A força do diálogo no terceiro setor

Nossa motivação é renovada diariamente quando vemos a garotada da Fundação Gol de Letra evoluindo

Beatriz Pantaleão*, www.administradores.com,

 

Não resta a menor dúvida de que trabalhar no Terceiro Setor tem o seu fascínio. Estar, diariamente, inserida em uma realidade de desigualdade social latente aumenta ainda mais o nosso desejo e responsabilidade de contribuir para melhorar o combate às diferenças sociais do nosso país. No entanto, o cenário atual é muito desafiador. Diante da crise econômica que enfrentamos, as organizações não-governamentais precisam mais do que nunca avançar no processo de profissionalização, agir criativamente para buscar financiamentos, trocar experiências com outras entidades e medir resultados para justificar a continuidade dos projetos de forma eficiente.

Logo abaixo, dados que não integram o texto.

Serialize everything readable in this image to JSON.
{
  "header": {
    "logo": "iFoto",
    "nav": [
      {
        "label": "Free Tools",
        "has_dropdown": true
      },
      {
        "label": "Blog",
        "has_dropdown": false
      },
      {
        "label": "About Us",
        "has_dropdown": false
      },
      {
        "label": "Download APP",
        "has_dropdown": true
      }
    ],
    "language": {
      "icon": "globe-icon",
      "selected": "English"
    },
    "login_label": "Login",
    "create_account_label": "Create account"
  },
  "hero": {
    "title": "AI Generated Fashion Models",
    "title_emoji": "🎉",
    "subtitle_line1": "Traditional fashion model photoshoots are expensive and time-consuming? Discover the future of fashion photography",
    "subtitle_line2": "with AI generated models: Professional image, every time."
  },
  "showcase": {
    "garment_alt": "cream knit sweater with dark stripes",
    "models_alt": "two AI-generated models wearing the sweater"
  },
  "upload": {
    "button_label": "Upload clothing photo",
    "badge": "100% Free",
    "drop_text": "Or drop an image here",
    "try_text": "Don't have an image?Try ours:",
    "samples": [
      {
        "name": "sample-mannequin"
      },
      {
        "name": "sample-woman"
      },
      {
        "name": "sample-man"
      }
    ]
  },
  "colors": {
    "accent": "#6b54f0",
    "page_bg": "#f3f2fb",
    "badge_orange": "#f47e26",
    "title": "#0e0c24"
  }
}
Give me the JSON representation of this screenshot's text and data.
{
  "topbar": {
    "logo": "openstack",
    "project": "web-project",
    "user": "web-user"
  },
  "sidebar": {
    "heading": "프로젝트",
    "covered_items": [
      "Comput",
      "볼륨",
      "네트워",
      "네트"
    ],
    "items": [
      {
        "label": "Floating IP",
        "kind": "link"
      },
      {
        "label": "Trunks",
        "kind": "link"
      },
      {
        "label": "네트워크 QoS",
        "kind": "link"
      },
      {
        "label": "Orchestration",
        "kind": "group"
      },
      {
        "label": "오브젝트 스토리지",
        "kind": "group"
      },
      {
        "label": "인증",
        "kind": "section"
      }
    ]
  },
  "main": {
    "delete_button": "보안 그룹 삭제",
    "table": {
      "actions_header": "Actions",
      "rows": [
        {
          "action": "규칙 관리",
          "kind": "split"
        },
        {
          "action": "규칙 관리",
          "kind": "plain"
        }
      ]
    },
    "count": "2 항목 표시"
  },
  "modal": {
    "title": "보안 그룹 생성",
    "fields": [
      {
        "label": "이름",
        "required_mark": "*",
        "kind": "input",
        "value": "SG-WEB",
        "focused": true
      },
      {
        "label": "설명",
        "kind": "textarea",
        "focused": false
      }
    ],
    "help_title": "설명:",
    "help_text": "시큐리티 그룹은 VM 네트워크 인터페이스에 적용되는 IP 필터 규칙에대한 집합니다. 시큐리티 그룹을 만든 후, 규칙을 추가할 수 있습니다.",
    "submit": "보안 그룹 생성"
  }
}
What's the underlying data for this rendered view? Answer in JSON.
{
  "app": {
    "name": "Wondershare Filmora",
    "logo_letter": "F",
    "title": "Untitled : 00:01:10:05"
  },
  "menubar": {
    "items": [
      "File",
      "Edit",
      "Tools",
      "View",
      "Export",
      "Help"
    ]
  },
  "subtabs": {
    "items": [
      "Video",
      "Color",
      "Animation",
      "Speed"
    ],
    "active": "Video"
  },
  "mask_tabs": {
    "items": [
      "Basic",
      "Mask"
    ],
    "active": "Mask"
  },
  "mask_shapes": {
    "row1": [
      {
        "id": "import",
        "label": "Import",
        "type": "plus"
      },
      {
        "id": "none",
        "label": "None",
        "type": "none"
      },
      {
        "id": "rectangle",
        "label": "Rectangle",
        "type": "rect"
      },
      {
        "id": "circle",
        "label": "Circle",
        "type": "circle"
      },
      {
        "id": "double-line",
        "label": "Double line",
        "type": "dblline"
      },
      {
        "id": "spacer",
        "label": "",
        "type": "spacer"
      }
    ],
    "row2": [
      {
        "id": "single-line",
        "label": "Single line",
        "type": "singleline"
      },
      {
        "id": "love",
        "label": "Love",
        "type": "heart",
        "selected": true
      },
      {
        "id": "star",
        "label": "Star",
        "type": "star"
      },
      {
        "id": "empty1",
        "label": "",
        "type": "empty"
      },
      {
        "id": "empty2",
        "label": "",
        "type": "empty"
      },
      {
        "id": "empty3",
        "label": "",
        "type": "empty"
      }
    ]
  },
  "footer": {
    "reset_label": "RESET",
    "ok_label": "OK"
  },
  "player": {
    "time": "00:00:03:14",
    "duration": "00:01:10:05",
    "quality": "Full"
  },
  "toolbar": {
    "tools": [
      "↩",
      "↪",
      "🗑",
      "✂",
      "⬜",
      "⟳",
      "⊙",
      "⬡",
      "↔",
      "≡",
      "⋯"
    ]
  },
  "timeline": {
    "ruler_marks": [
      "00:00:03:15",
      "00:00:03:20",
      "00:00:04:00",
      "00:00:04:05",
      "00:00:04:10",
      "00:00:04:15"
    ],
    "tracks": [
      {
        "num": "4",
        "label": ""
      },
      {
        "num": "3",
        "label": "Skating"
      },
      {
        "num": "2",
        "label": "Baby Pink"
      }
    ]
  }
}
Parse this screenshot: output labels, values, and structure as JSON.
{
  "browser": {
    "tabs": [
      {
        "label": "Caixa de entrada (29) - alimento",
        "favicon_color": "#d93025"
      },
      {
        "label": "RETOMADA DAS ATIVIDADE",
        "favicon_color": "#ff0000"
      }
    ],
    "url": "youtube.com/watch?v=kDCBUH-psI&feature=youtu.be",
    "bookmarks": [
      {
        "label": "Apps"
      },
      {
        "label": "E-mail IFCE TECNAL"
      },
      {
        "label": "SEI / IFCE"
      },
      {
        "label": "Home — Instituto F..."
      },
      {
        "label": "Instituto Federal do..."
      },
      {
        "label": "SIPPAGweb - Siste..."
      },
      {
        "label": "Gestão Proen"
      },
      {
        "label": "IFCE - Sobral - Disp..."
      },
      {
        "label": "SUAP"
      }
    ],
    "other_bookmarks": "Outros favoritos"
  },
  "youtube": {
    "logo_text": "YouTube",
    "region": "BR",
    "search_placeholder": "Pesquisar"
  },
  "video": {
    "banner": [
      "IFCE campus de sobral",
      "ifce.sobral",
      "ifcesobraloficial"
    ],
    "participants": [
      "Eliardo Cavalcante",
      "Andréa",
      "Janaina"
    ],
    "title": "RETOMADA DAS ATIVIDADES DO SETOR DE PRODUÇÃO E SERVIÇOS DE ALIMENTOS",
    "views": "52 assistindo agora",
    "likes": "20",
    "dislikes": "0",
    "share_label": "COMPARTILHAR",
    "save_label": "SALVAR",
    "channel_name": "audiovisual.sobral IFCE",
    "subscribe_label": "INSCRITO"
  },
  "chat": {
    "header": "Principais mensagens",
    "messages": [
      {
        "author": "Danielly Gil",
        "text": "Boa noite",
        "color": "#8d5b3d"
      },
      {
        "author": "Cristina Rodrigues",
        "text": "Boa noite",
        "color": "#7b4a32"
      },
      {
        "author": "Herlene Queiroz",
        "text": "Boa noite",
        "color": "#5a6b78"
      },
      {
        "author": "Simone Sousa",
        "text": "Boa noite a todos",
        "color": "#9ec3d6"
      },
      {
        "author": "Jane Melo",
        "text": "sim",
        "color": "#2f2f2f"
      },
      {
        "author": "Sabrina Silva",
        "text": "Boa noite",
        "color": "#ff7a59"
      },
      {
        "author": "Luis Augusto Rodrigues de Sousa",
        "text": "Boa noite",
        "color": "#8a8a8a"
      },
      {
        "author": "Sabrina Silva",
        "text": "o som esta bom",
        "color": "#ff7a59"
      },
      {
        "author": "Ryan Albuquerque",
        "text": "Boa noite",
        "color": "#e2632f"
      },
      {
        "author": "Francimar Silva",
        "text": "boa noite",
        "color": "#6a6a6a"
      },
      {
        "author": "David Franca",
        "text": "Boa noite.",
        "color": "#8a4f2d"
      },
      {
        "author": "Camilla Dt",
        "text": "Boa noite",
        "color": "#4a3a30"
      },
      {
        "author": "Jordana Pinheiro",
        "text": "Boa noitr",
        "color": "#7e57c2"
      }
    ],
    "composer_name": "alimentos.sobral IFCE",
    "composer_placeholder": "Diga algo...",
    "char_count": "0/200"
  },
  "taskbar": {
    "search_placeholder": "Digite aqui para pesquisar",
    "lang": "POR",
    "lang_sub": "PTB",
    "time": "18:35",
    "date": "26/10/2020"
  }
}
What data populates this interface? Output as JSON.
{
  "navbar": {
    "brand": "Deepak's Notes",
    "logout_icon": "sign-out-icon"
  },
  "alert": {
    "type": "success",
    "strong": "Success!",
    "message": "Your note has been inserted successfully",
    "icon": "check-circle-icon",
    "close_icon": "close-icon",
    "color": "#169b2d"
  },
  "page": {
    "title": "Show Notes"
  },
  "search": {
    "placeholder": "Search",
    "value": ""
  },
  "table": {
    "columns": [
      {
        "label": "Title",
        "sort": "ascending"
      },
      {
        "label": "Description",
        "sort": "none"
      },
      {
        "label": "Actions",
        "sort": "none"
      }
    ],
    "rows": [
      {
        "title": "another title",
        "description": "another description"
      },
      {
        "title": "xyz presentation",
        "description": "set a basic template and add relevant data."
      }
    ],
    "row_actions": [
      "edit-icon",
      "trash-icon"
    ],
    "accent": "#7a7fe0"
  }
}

Nossa motivação é renovada diariamente quando vemos a garotada da Fundação Gol de Letra evoluindo, descobrindo perspectivas para uma mudança de vida. São resultados palpáveis que estimulam, seduzem e nos realizam, mas que concorrem com desafios enormes como o desejo de políticas públicas mais eficazes no combate à violência, um apoio maior do governo e a busca de financiamento de projetos.

Com esse propósito, foi realizado recentemente o Laureus Sport for Good Global Summit, na Alemanha. O encontro reuniu mais de 100 instituições de todo o mundo: África do Sul, Argentina, Congo, Nova Zelândia, Austrália, México, Brasil entre outros. Representadas por lideranças, essas instituições puderam compartilhar suas culturas, costumes e suas metodologias tão singulares em cada ambiente. Lá, foi possível aprender novas estratégias para captação de recursos, a importância da transferência de tecnologia social e, para nossa surpresa, verificamos que o Brasil está em um estágio bem avançado no que diz respeito às ferramentas de avaliação e os processos de gestão dentro das organizações. Ter a oportunidade de conversar com instituições de todo o mundo, que compartilham dos nossos ideias, foi realmente muito positivo e, acima de tudo, nos mostrou que não estamos sozinhos e que a luta vale a pena.

O Summit Laureaus proporcionou um espaço de muita sinergia, jogos, dinâmicas e integração entre pessoas que se conheciam apenas no mundo virtual. O olhar, o toque e, claro, a cumplicidade foram muitos especiais e, definitivamente, uma bomba de estímulo e energia. Apesar de cada instituição ser única e singular, todas têm algo em comum: o ser humano. Todas carregam em sua essência o desejo de um mundo mais justo e menos desigual e, por isso, a troca aconteceu de maneira natural e intensa.

Ao voltar para o Brasil, tive a convicção de que a Fundação Gol de Letra está no caminho certo. Desenvolvemos um modelo sistematizado de gestão que nos ajuda a mapear os gargalos e as oportunidades de melhoria para implementação dos projetos e para avaliação dos processos e de recursos humanos. Testemunhamos que estamos preparados para os desafios futuros e podemos contribuir para fortalecer a profissionalização do setor não só no Brasil, mas em âmbito global.

Durante muito tempo as organizações sociais desenvolveram suas ações apenas sob a lógica da prática assistencialista. Hoje percebo que evoluímos muito. Prova disso foi o destaque que o terceiro setor ganhou ao entrar na composição do Produto Interno Bruto (PIB), o que ocorreu na recente revisão realizada pelo IBGE. Assim, as organizações não governamentais emergem, ainda com mais força, com o papel de resgatar a cidadania e humanizar as relações entre empresas, governos e a sociedade. Que venha o próximo Summit!

*Beatriz Pantaleão - diretora Executiva da Fundação Gol de Letra.